Fetch the complete documentation index at: https://docs.factagora.com/llms.txt

Use this file to discover all available pages before exploring further.

Works with any time-based content

Timeseries organizes content chronologically, it works on both event-based content (news articles, reports, announcements) and structured data pages.

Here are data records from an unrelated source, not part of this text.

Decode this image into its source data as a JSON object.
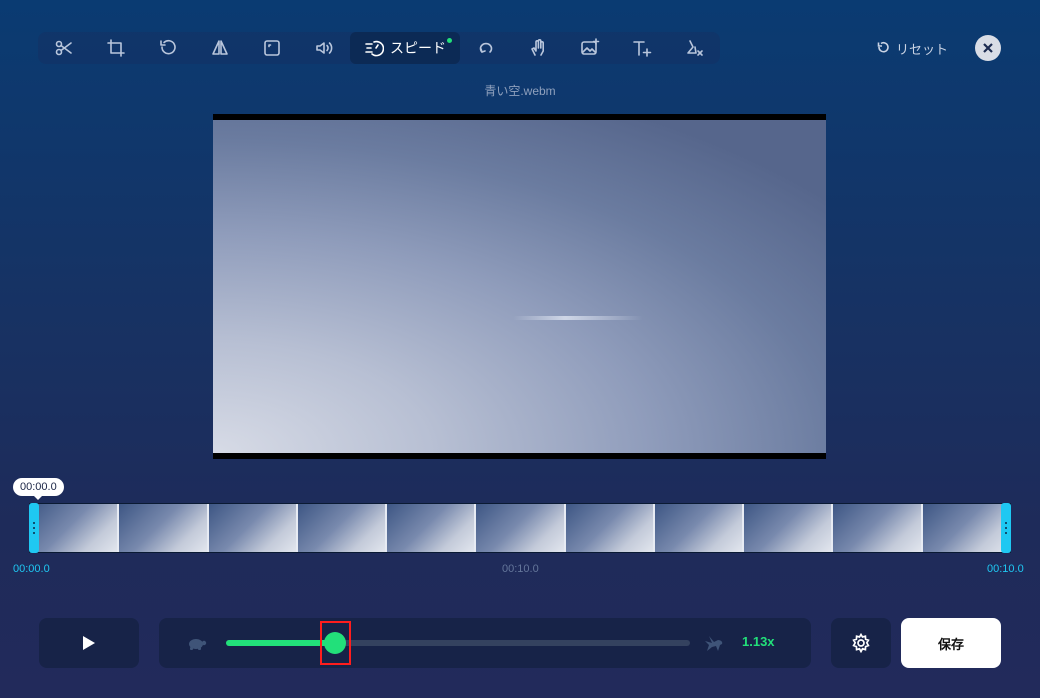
{
  "toolbar": {
    "tools": [
      {
        "icon": "scissors-icon"
      },
      {
        "icon": "crop-icon"
      },
      {
        "icon": "rotate-icon"
      },
      {
        "icon": "flip-icon"
      },
      {
        "icon": "resize-icon"
      },
      {
        "icon": "volume-icon"
      },
      {
        "icon": "speed-icon",
        "label": "スピード",
        "active": true
      },
      {
        "icon": "loop-icon"
      },
      {
        "icon": "stabilize-icon"
      },
      {
        "icon": "add-image-icon"
      },
      {
        "icon": "add-text-icon"
      },
      {
        "icon": "remove-watermark-icon"
      }
    ],
    "reset_label": "リセット"
  },
  "file": {
    "name": "青い空.webm"
  },
  "timeline": {
    "current_time": "00:00.0",
    "start_label": "00:00.0",
    "mid_label": "00:10.0",
    "end_label": "00:10.0",
    "thumbnail_count": 11
  },
  "speed": {
    "value_label": "1.13x",
    "slider_fraction": 0.235
  },
  "actions": {
    "save_label": "保存"
  },
  "colors": {
    "accent_green": "#22e07a",
    "timeline_cyan": "#1fc8f2",
    "highlight_red": "#ff1d1d"
  }
}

Each data point captures what happened at a specific point in time as a text description, not a numeric value.
{ "timestamp": "2023-03", "label": "Italy temporarily bans ChatGPT over privacy concerns" }
{ "timestamp": "2024-08", "label": "EU AI Act enters into force" }

Timestamps are pre-normalized

Timestamps are always returned in one of three formats: YYYY, YYYY-MM, or YYYY-MM-DD. You can sort and compare them safely as strings.
// Timestamps are already normalized, no conversion needed
dataPoints.sort((a, b) => a.timestamp.localeCompare(b.timestamp));

Use URLs pointing to content-rich pages

URLs pointing to articles, reports, or data pages with clear time-based information yield the best results. Sparse or navigation-only pages may return fewer data points.
{ "url": "https://en.wikipedia.org/wiki/Timeline_of_artificial_intelligence" }

Use the file endpoint for PDFs and reports

For annual reports, whitepapers, or research documents, upload the file directly with the /api/v1/timeseries/file endpoint rather than passing a URL.
curl -X POST "https://api.factagora.com/api/v1/timeseries/file" \
  -H "Authorization: Bearer fag_your_api_key" \
  -F "file=@annual-report-2024.pdf"

Combine with Causality Graph

After extracting a timeseries, use Causality Graph to understand the causal relationships behind the sequence of events.
Timeseries (event sequence) → Causality Graph (why did each event happen?)